On Saturdays, I take the train home from London.
I was feeling particularly groggy last Saturday; I was tired for some reason, I had a lot to carry (three bags, two heavy ones and one bulky one full of clothes), and I foolishly decided to pack and get straight on the Underground without going out to buy and then eat breakfast, in my desire to get home to my wife and child soon.
So after climbing the steep hill between my lodgings and the underground station I was already running a bit short on blood sugar. Which is probably why, while navigating a route around the underground lines they had closed for maintenance over the weekend, I got on the Victoria Line in the wrong direction, and nearly got on another line in the wrong direction while making my way back.
I grabbed some food at Paddington and leapt onto the next homewards-bound train; there were no free seats so I crouched in the vestibule with my bags, wolfing down my food, then leaning blearily against the wall while my body verified it really was food, so that it could afford to release my final reserves of nutrients to keep me going while it processed the new bounty (although, as it made it abundantly clear to me, it would rather I slept while it did this).
I got off at Swindon to change for the Stroud train; it was 2:35pm or so, and the next train to Cheltenham Spa was at 3:00pm or so, so I rang home and told them to pick me up from Stroud at 3:30pm, then went and sat down.
Some ten minutes later I glanced up at the indicator board, and saw that the next train was actually at 3:15pm. Odd - I must have misread it. I rang Sarah up and said I'd be a quarter of an hour later. It was still a Cheltenham Spa train from platform 2, though.
So at 3:10pm I went to platform 2, which was a little terminating platform used for the branch line up to Cheltenham, and got onto the train.
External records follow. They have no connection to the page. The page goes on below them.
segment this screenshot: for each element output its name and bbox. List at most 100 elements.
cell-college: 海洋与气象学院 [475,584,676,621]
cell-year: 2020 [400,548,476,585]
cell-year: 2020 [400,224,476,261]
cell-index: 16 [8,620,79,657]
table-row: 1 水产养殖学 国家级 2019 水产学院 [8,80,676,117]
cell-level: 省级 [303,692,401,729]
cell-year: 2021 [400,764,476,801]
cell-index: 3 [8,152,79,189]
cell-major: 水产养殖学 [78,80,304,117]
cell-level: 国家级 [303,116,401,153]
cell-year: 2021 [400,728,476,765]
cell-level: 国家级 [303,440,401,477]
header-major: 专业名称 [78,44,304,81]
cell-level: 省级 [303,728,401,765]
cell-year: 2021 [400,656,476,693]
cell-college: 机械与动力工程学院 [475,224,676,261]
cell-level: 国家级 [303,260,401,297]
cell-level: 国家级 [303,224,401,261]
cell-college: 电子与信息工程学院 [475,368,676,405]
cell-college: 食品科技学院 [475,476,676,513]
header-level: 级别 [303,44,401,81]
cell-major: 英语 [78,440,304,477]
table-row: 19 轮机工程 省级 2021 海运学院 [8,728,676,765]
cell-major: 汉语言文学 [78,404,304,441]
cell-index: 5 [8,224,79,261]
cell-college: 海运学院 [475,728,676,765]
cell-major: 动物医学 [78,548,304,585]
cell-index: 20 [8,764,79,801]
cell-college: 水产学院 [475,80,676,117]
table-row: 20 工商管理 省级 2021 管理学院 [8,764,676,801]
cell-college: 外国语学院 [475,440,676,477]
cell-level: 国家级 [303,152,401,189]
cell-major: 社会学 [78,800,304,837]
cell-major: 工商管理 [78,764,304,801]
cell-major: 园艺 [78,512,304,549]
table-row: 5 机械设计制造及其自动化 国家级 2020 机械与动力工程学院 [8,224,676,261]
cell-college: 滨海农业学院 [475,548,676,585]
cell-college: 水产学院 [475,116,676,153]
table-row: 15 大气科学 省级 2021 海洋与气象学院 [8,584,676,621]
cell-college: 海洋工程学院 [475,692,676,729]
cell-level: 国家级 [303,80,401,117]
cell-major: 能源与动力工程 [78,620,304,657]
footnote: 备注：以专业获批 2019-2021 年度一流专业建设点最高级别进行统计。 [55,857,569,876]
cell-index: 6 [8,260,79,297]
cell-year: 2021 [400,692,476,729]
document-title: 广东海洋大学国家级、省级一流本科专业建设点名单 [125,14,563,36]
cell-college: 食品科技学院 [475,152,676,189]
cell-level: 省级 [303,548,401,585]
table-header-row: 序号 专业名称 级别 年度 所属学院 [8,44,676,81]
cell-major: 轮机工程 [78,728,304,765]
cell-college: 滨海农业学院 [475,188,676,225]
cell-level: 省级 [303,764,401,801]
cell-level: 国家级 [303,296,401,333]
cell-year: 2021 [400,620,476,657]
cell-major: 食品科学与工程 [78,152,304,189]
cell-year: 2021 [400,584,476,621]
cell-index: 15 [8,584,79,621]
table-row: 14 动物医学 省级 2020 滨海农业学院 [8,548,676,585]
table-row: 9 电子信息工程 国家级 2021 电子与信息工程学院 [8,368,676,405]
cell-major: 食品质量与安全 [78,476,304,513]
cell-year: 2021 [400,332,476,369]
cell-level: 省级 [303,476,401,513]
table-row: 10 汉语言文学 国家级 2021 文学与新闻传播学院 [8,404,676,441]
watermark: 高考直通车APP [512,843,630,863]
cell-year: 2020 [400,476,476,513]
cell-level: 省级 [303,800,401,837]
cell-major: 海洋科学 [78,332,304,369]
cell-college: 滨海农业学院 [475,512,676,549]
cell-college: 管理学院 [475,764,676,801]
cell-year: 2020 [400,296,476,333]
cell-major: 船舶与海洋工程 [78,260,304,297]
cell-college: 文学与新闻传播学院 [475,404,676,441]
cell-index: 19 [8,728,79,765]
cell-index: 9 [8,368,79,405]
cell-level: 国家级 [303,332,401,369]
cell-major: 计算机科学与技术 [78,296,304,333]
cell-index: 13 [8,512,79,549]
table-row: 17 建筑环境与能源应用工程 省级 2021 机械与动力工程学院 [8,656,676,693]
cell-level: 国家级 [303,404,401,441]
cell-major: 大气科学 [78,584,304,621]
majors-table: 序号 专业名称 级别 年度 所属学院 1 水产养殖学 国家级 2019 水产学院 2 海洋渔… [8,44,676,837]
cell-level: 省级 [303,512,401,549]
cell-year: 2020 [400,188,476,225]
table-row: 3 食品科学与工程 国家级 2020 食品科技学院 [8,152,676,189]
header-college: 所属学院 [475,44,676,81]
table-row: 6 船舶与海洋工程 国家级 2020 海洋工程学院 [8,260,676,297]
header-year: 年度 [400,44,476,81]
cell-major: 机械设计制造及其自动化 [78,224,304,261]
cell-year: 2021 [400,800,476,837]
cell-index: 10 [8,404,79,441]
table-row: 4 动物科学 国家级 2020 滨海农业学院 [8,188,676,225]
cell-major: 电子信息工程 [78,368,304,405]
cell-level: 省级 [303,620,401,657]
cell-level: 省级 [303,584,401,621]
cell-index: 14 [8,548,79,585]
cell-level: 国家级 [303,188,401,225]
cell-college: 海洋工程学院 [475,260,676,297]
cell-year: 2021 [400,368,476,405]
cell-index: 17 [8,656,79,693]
It pulled off, and the inspector came to check tickets; when I showed him mine, he said "But this train doesn't go to Stroud. We're going to Westbury! You'd best get off at Chippenham and get the next train back to Swindon!".
Bleargh.
Well, I did that, and made it onto the correct train this time, and got to Stroud at about 4:45pm instead of 3:45pm; I wonder what time I'd have made it home if I'd not gone the wrong way on the Underground, too.
But through this whole day of bleary groggy failing to manage to comprehend even something as simple as the rail system, what did I while away my long waits doing?
Analysing distributed algorithms. A specialist topic far more involved than rail route planning.
How I was finding that a welcome rest from trying to figure out which train to get on, I don't know.
Or does this just say something about our rail system?